The General Dental Council’s Professional duty of candour is the most recent of the two, issued as part of new guidance by the GDC in July of this year. Essentially, it’s all embracing and the threshold is low. In their words: Every healthcare professional must be open and honest with patients when something goes wrong with their treatment or care which causes, or has the potential to cause, harm or distress.

This applies to all dentists and all dental care professionals. It appears to encompass any incident including, in effect, a near miss.What you must do is:

a. Tell the patient when something has gone wrong
b. Apologise
c. Offer a remedy, or support, to put things right
d. Explain to the patient the short and long-term effects of what has happened.

Openness and honesty underpins all aspects of the guidance and so you must demonstrate a willingness to take part in reviews and investigations when requested, be open and honest with your regulator and not stop someone from raising concerns.

CQC Duty of Candour

While the GDC’s new duty is a professional one, the Care Quality Commission has created a statutory duty of candour.

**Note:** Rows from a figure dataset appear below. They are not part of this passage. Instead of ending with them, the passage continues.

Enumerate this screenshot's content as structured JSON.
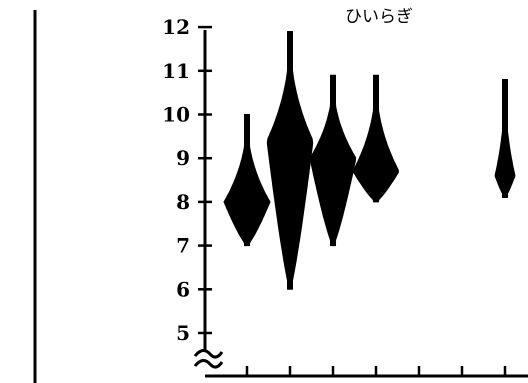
{
  "chart_data": {
    "type": "violin",
    "title": "ひいらぎ",
    "xlabel": "",
    "ylabel": "",
    "ylim": [
      5,
      12
    ],
    "y_ticks": [
      "5",
      "6",
      "7",
      "8",
      "9",
      "10",
      "11",
      "12"
    ],
    "axis_break": true,
    "grid": false,
    "legend": "none",
    "series_color": "#000000",
    "violins": [
      {
        "index": 1,
        "min": 7.0,
        "max": 10.0,
        "mode": 8.0
      },
      {
        "index": 2,
        "min": 6.0,
        "max": 11.9,
        "mode": 9.4
      },
      {
        "index": 3,
        "min": 7.0,
        "max": 10.9,
        "mode": 9.0
      },
      {
        "index": 4,
        "min": 8.0,
        "max": 10.9,
        "mode": 8.7
      },
      {
        "index": 7,
        "min": 8.1,
        "max": 10.8,
        "mode": 8.6
      }
    ]
  }
}
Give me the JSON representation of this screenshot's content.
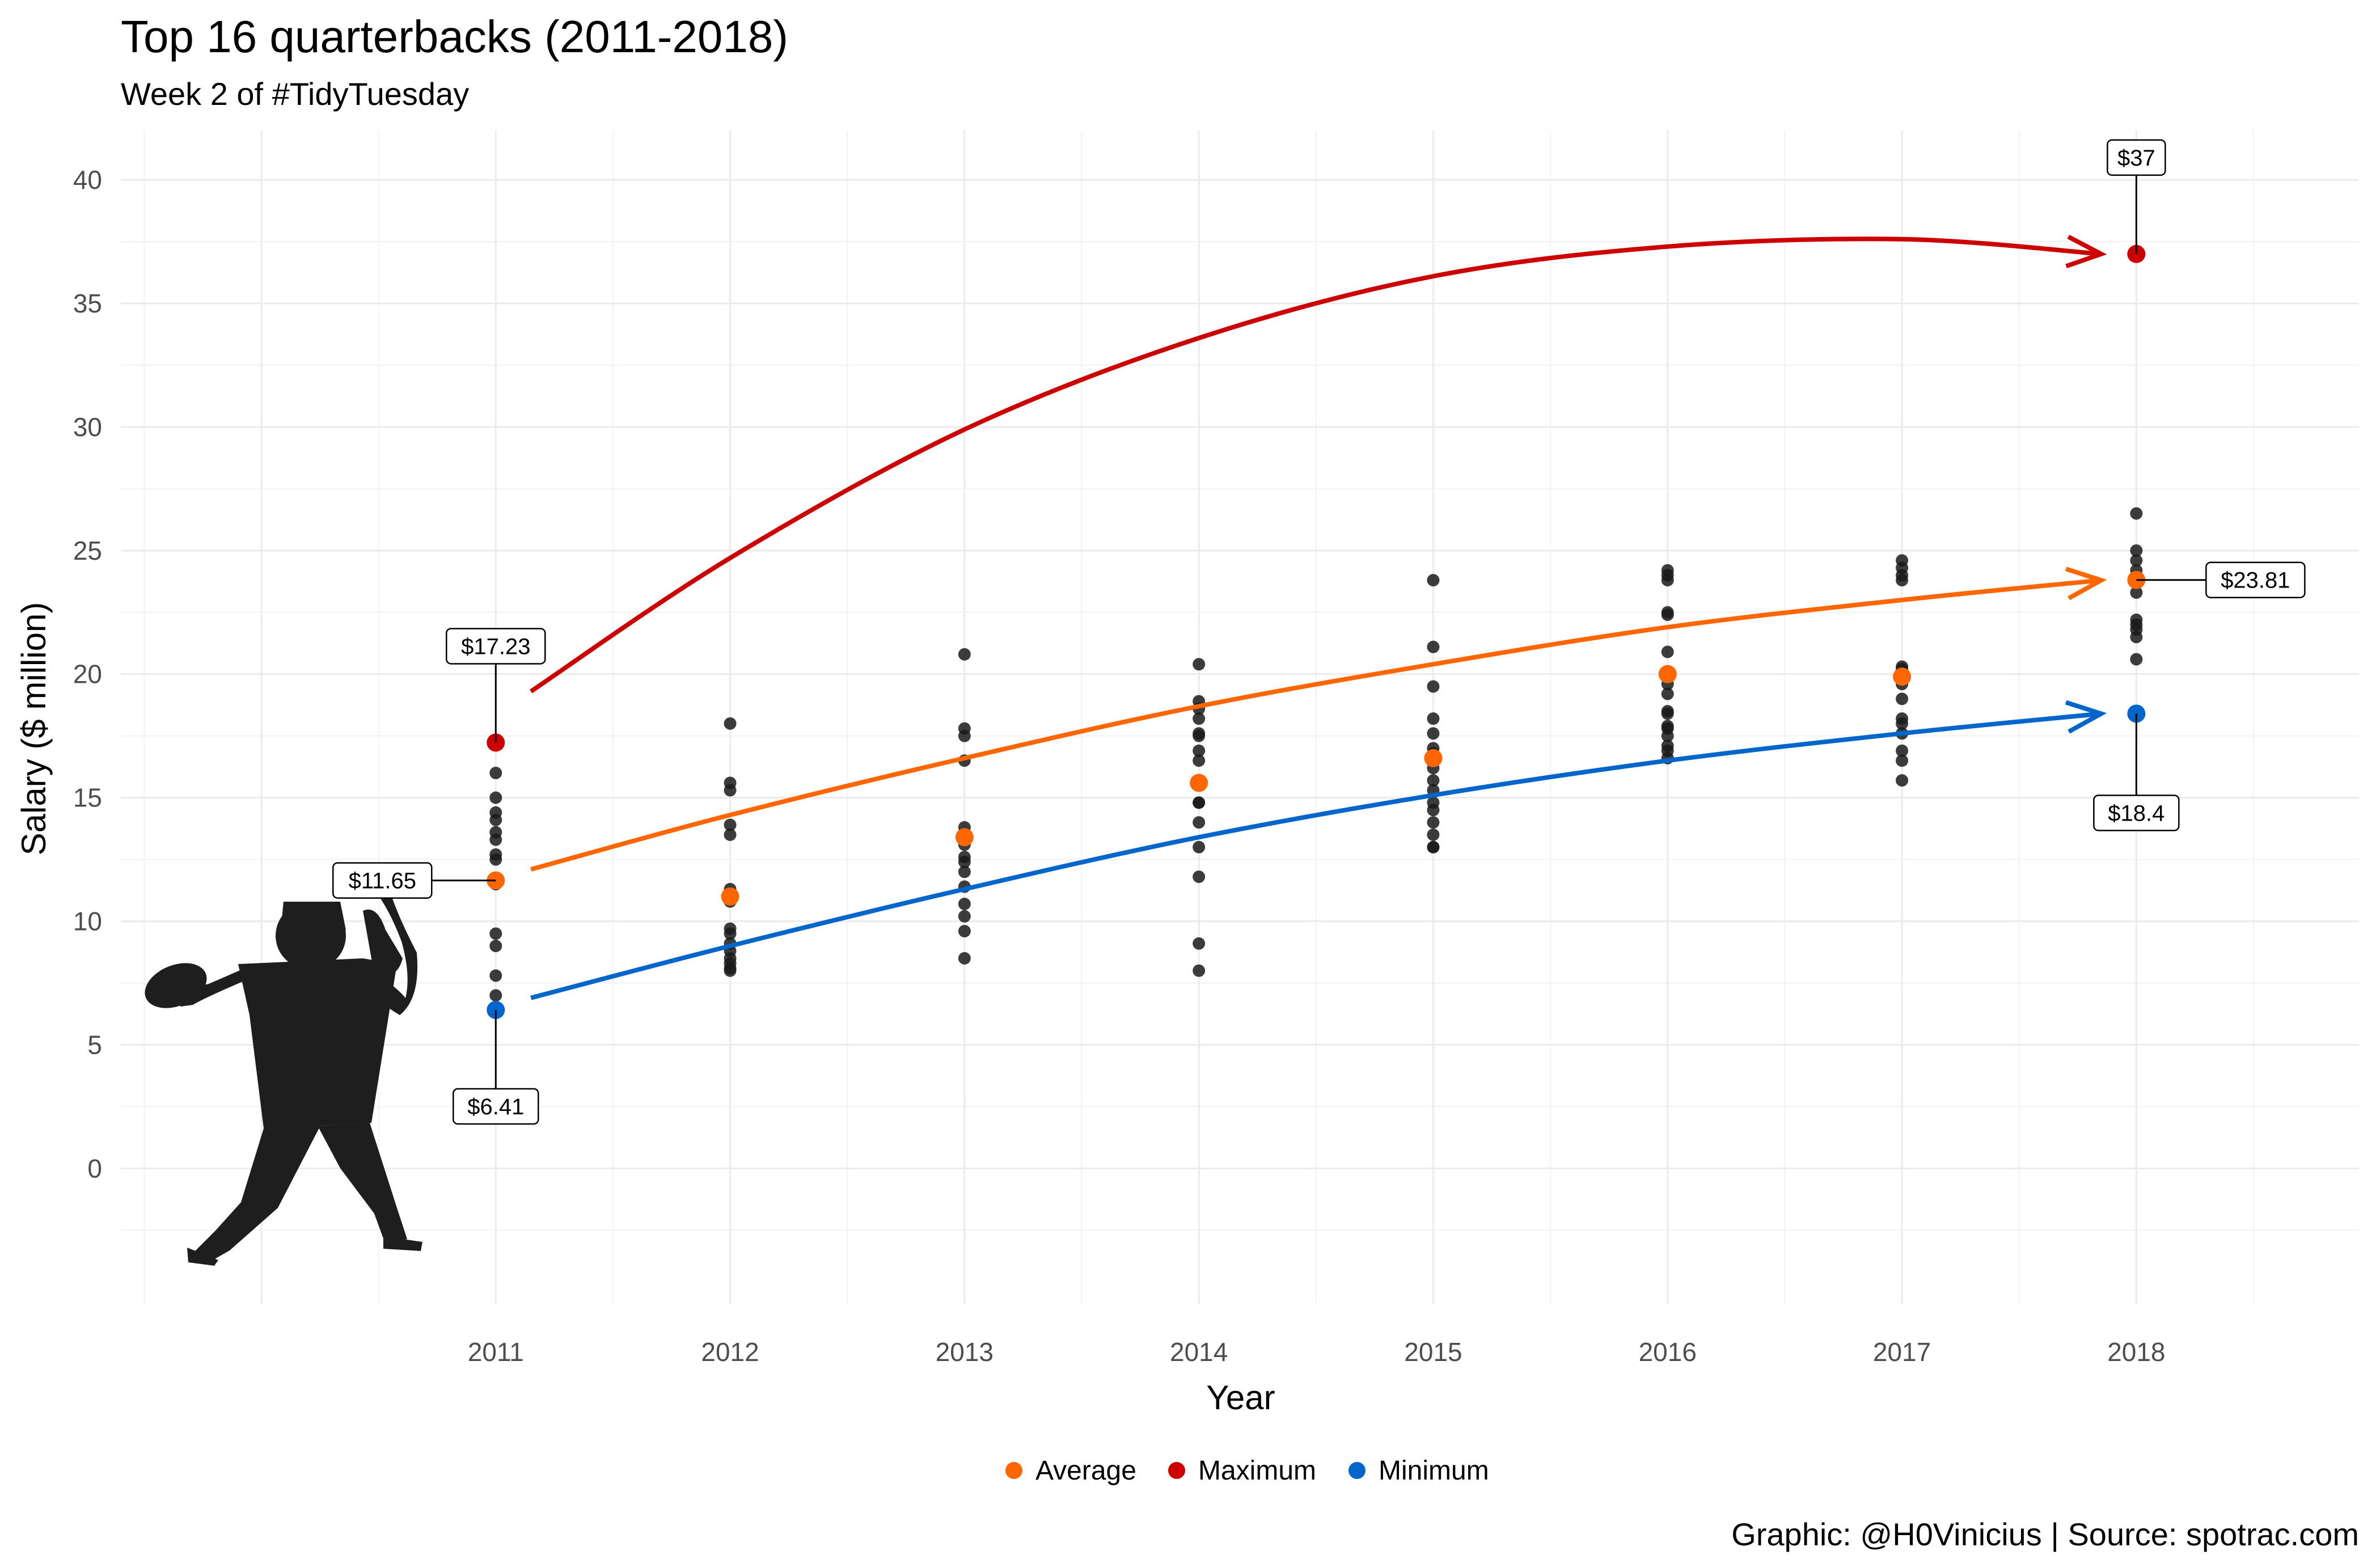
{
  "chart_data": {
    "type": "scatter",
    "title": "Top 16 quarterbacks (2011-2018)",
    "subtitle": "Week 2 of #TidyTuesday",
    "xlabel": "Year",
    "ylabel": "Salary ($ million)",
    "caption": "Graphic: @H0Vinicius | Source: spotrac.com",
    "x_ticks": [
      2011,
      2012,
      2013,
      2014,
      2015,
      2016,
      2017,
      2018
    ],
    "y_ticks": [
      0,
      5,
      10,
      15,
      20,
      25,
      30,
      35,
      40
    ],
    "xlim": [
      2009.4,
      2018.95
    ],
    "ylim": [
      -5.5,
      42
    ],
    "grid": true,
    "legend_position": "bottom",
    "points": [
      {
        "year": 2011,
        "values": [
          17.2,
          16.0,
          15.0,
          14.4,
          14.1,
          13.6,
          13.3,
          12.7,
          12.5,
          11.5,
          9.5,
          9.0,
          7.8,
          7.0,
          6.4
        ]
      },
      {
        "year": 2012,
        "values": [
          18.0,
          15.6,
          15.3,
          13.9,
          13.5,
          11.3,
          11.0,
          10.8,
          9.7,
          9.5,
          9.1,
          8.8,
          8.5,
          8.3,
          8.1,
          8.0
        ]
      },
      {
        "year": 2013,
        "values": [
          20.8,
          17.8,
          17.5,
          16.5,
          13.8,
          13.5,
          13.1,
          12.6,
          12.4,
          12.0,
          11.4,
          10.7,
          10.2,
          9.6,
          8.5
        ]
      },
      {
        "year": 2014,
        "values": [
          20.4,
          18.9,
          18.6,
          18.2,
          17.6,
          17.5,
          16.9,
          16.5,
          15.6,
          14.8,
          14.8,
          14.0,
          13.0,
          11.8,
          9.1,
          8.0
        ]
      },
      {
        "year": 2015,
        "values": [
          23.8,
          21.1,
          19.5,
          18.2,
          17.6,
          17.0,
          16.8,
          16.2,
          15.7,
          15.3,
          14.8,
          14.5,
          14.0,
          13.5,
          13.0,
          13.0
        ]
      },
      {
        "year": 2016,
        "values": [
          24.2,
          24.0,
          23.8,
          22.5,
          22.4,
          20.9,
          19.6,
          19.2,
          18.5,
          18.4,
          17.9,
          17.8,
          17.5,
          17.1,
          16.9,
          16.6
        ]
      },
      {
        "year": 2017,
        "values": [
          24.6,
          24.3,
          24.0,
          23.8,
          20.3,
          20.2,
          19.9,
          19.6,
          19.0,
          18.2,
          18.0,
          17.6,
          16.9,
          16.5,
          15.7
        ]
      },
      {
        "year": 2018,
        "values": [
          26.5,
          25.0,
          24.6,
          24.2,
          23.8,
          23.3,
          22.2,
          22.0,
          21.8,
          21.5,
          20.6,
          18.4
        ]
      }
    ],
    "series": [
      {
        "name": "Average",
        "color": "#FF6600",
        "values": [
          11.65,
          11.0,
          13.4,
          15.6,
          16.6,
          20.0,
          19.9,
          23.81
        ],
        "trend": [
          12.1,
          14.3,
          16.6,
          18.7,
          20.4,
          21.9,
          23.0,
          23.8
        ]
      },
      {
        "name": "Maximum",
        "color": "#CC0000",
        "values": [
          17.23,
          null,
          null,
          null,
          null,
          null,
          null,
          37.0
        ],
        "trend": [
          19.3,
          24.7,
          29.9,
          33.6,
          36.1,
          37.3,
          37.6,
          37.0
        ]
      },
      {
        "name": "Minimum",
        "color": "#0066CC",
        "values": [
          6.41,
          null,
          null,
          null,
          null,
          null,
          null,
          18.4
        ],
        "trend": [
          6.9,
          9.0,
          11.3,
          13.4,
          15.1,
          16.5,
          17.6,
          18.4
        ]
      }
    ],
    "annotations": [
      {
        "label": "$17.23",
        "year": 2011,
        "value": 17.23
      },
      {
        "label": "$11.65",
        "year": 2011,
        "value": 11.65
      },
      {
        "label": "$6.41",
        "year": 2011,
        "value": 6.41
      },
      {
        "label": "$37",
        "year": 2018,
        "value": 37.0
      },
      {
        "label": "$23.81",
        "year": 2018,
        "value": 23.81
      },
      {
        "label": "$18.4",
        "year": 2018,
        "value": 18.4
      }
    ],
    "legend": [
      "Average",
      "Maximum",
      "Minimum"
    ],
    "point_color": "#1a1a1a"
  }
}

It applies to health service bodies and registered persons – this includes practice-owners – and it’s our job to instil a culture of candour in our practices at all levels.

The GDC’s duty of candour, is specified as relating to “any unintended or unexpected incident” and the near miss is excluded. The threshold is higher and the responsibilities are more complex.

In both cases, an apology is mandatory. Clearly the Francis report required a robust response from health regulators but given that a lot of dentistry happens in small practices with small teams, I wonder whether we need two differing duties of candour. I like to think that most of us respond ethically and appropriately anyway.